By the way, the formula holds in more generality. Using the commutator identities: $[x,yz] = [x,z]z^{-1}[x,y]z,\qquad [xy,z] = y^{-1}[x,z]y[y,z],$ which can be verified by direct computation.
Theorem. If $a$ and $b$ commute with $[b,a]$, then:
- For all integers $n$, $[a^n,b] = [a,b]^n = [a,b^n]$.
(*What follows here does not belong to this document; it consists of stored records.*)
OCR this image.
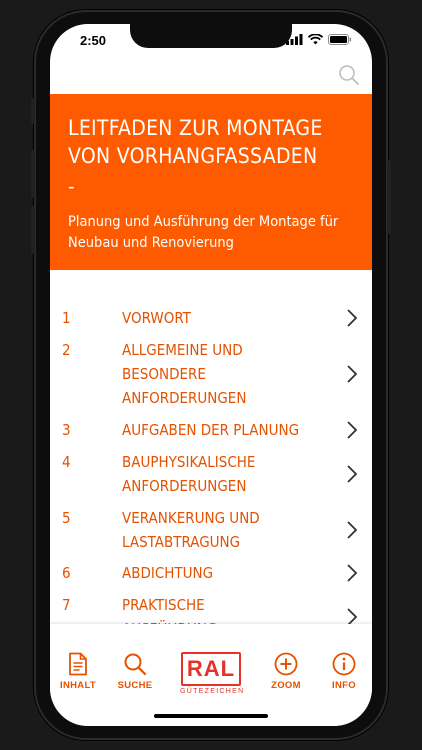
2:50
LEITFADEN ZUR MONTAGE VON VORHANGFASSADEN
-
Planung und Ausführung der Montage für Neubau und Renovierung
1	VORWORT
2	ALLGEMEINE UND
BESONDERE
ANFORDERUNGEN
3	AUFGABEN DER PLANUNG
4	BAUPHYSIKALISCHE
ANFORDERUNGEN
5	VERANKERUNG UND
LASTABTRAGUNG
6	ABDICHTUNG
7	PRAKTISCHE

INHALT	SUCHE
RAL
GÜTEZEICHEN
ZOOM	INFO
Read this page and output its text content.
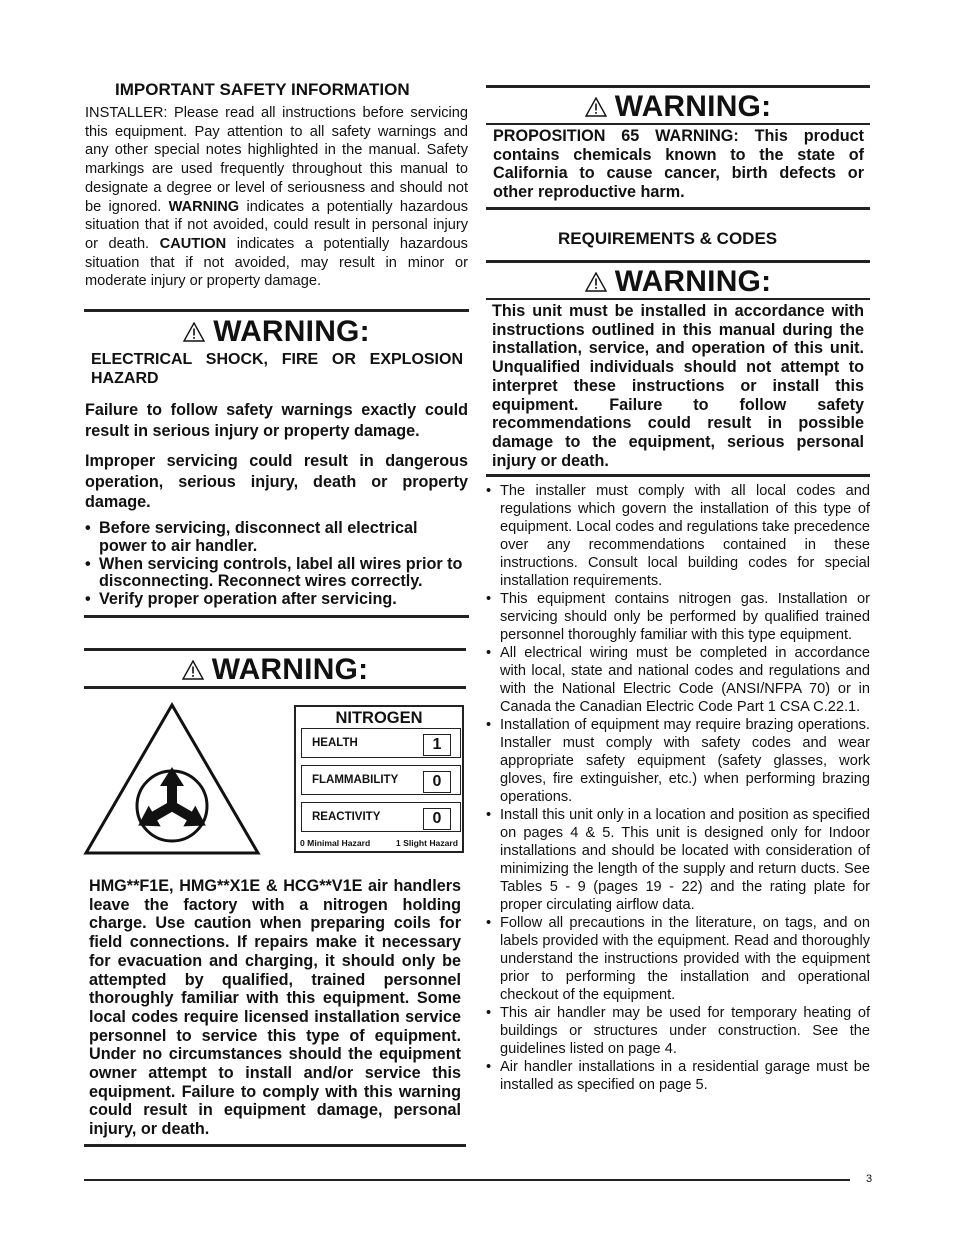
IMPORTANT SAFETY INFORMATION
INSTALLER: Please read all instructions before servicing this equipment. Pay attention to all safety warnings and any other special notes highlighted in the manual. Safety markings are used frequently throughout this manual to designate a degree or level of seriousness and should not be ignored. WARNING indicates a potentially hazardous situation that if not avoided, could result in personal injury or death. CAUTION indicates a potentially hazardous situation that if not avoided, may result in minor or moderate injury or property damage.
WARNING:
ELECTRICAL SHOCK, FIRE OR EXPLOSION HAZARD
Failure to follow safety warnings exactly could result in serious injury or property damage.
Improper servicing could result in dangerous operation, serious injury, death or property damage.
• Before servicing, disconnect all electrical power to air handler.
• When servicing controls, label all wires prior to disconnecting. Reconnect wires correctly.
• Verify proper operation after servicing.
WARNING:
NITROGEN
HEALTH	1
FLAMMABILITY	0
REACTIVITY	0
0 Minimal Hazard	1 Slight Hazard
HMG**F1E, HMG**X1E & HCG**V1E air handlers leave the factory with a nitrogen holding charge. Use caution when preparing coils for field connections. If repairs make it necessary for evacuation and charging, it should only be attempted by qualified, trained personnel thoroughly familiar with this equipment. Some local codes require licensed installation service personnel to service this type of equipment. Under no circumstances should the equipment owner attempt to install and/or service this equipment. Failure to comply with this warning could result in equipment damage, personal injury, or death.
WARNING:
PROPOSITION 65 WARNING: This product contains chemicals known to the state of California to cause cancer, birth defects or other reproductive harm.
REQUIREMENTS & CODES
WARNING:
This unit must be installed in accordance with instructions outlined in this manual during the installation, service, and operation of this unit. Unqualified individuals should not attempt to interpret these instructions or install this equipment. Failure to follow safety recommendations could result in possible damage to the equipment, serious personal injury or death.
• The installer must comply with all local codes and regulations which govern the installation of this type of equipment. Local codes and regulations take precedence over any recommendations contained in these instructions. Consult local building codes for special installation requirements.
• This equipment contains nitrogen gas. Installation or servicing should only be performed by qualified trained personnel thoroughly familiar with this type equipment.
• All electrical wiring must be completed in accordance with local, state and national codes and regulations and with the National Electric Code (ANSI/NFPA 70) or in Canada the Canadian Electric Code Part 1 CSA C.22.1.
• Installation of equipment may require brazing operations. Installer must comply with safety codes and wear appropriate safety equipment (safety glasses, work gloves, fire extinguisher, etc.) when performing brazing operations.
• Install this unit only in a location and position as specified on pages 4 & 5. This unit is designed only for Indoor installations and should be located with consideration of minimizing the length of the supply and return ducts. See Tables 5 - 9 (pages 19 - 22) and the rating plate for proper circulating airflow data.
• Follow all precautions in the literature, on tags, and on labels provided with the equipment. Read and thoroughly understand the instructions provided with the equipment prior to performing the installation and operational checkout of the equipment.
• This air handler may be used for temporary heating of buildings or structures under construction. See the guidelines listed on page 4.
• Air handler installations in a residential garage must be installed as specified on page 5.
3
- For all integers $n$, $\displaystyle (ab)^n = a^nb^n[b,a]^{n(n-1)/2}$.
Proof.
- If $n=0$ or $n=1$, the identity is trivial. Assuming it holds for $k$, we have $ \begin{align*} [a^{k+1},b] &= [aa^k,b]\\ &=a^{-k}[a,b]a^k[a^k,b]\\ &= [a,b][a^k,b]\\ &= [a,b][a,b]^k = [a,b]^{k+1}. \end{align*}$ So the identity $[a^n,b]=[a,b]^n$ holds for all nonnegative integers. If $k\gt 0$, then $\begin{align*} 1 &= [a^{k}a^{-k},b] = a^{k}[a^{k},b]a^{-k}[a^{-k},b]\\ &= a^k [a,b]^k a^{-k}[a^{-k},b]\\ &= a^ka^{-k}[a,b]^k[a^{-k},b]\\ &= [a,b]^k[a^{-k},b]. \end{align*}$ So $[a^{-k},b] = ([a,b]^k)^{-1} = [a,b]^{-k}$, hence the identity holds for all integers.
Finally, $[a,b^n] = [b^n,a]^{-1} = ([b,a]^n)^{-1} = ([b,a]^{-1})^{n} = [a,b]^n.$ This proves 1.
To prove 2, the result holds for $n=0$ and $n=1$. If the result holds for $k$, then $\begin{align*} (ab)^{k+1} &= (ab)(ab)^k\\ &= aba^kb^k[b,a]^{k(k-1)/2}\\ &=aa^kb[b,a^k]b^k[b,a]^{k(k-1)/2}\\ &=a^{k+1}bb^k[b,a^k][b,a]^{k(k-1)/2}\\ &= a^{k+1}b^{k+1}[b,a]^k[b,a]^{1+2+\cdots+(k-1)}\\ &= a^{k+1}b^{k+1}[b,a]^{1+2+\cdots+k}\\ &= a^{k+1}b^{k+1}[b,a]^{(k+1)k/2}. \end{align*}$ And if $k\gt 0$, then $\begin{align*} (ab)^{-k} &= ((ab)^k)^{-1}\\ &= \left(a^kb^k[b,a]^{k(k-1)/2}\right)^{-1}\\ &= [b,a]^{-k(k-1)/2}b^{-k}a^{-k}\\ &= b^{-k}a^{-k}[b,a]^{-k(k-1)/2}\\ &= a^{-k}b^{-k}[b^{-k},a^{-k}][b,a]^{-k(k-1)/2}\\ &= a^{-k}b^{-k}[b,a]^{(-k)(-k)}[b,a]^{-k(k-1)/2}\\ &= a^{-k}b^{-k}[b,a]^{-k(-k + (k/2)- (1/2)}\\ &= a^{-k}b^{-k}[b,a]^{-k(-k-1)/2}, \end{align*}$ proving the formula for all integers. $\Box$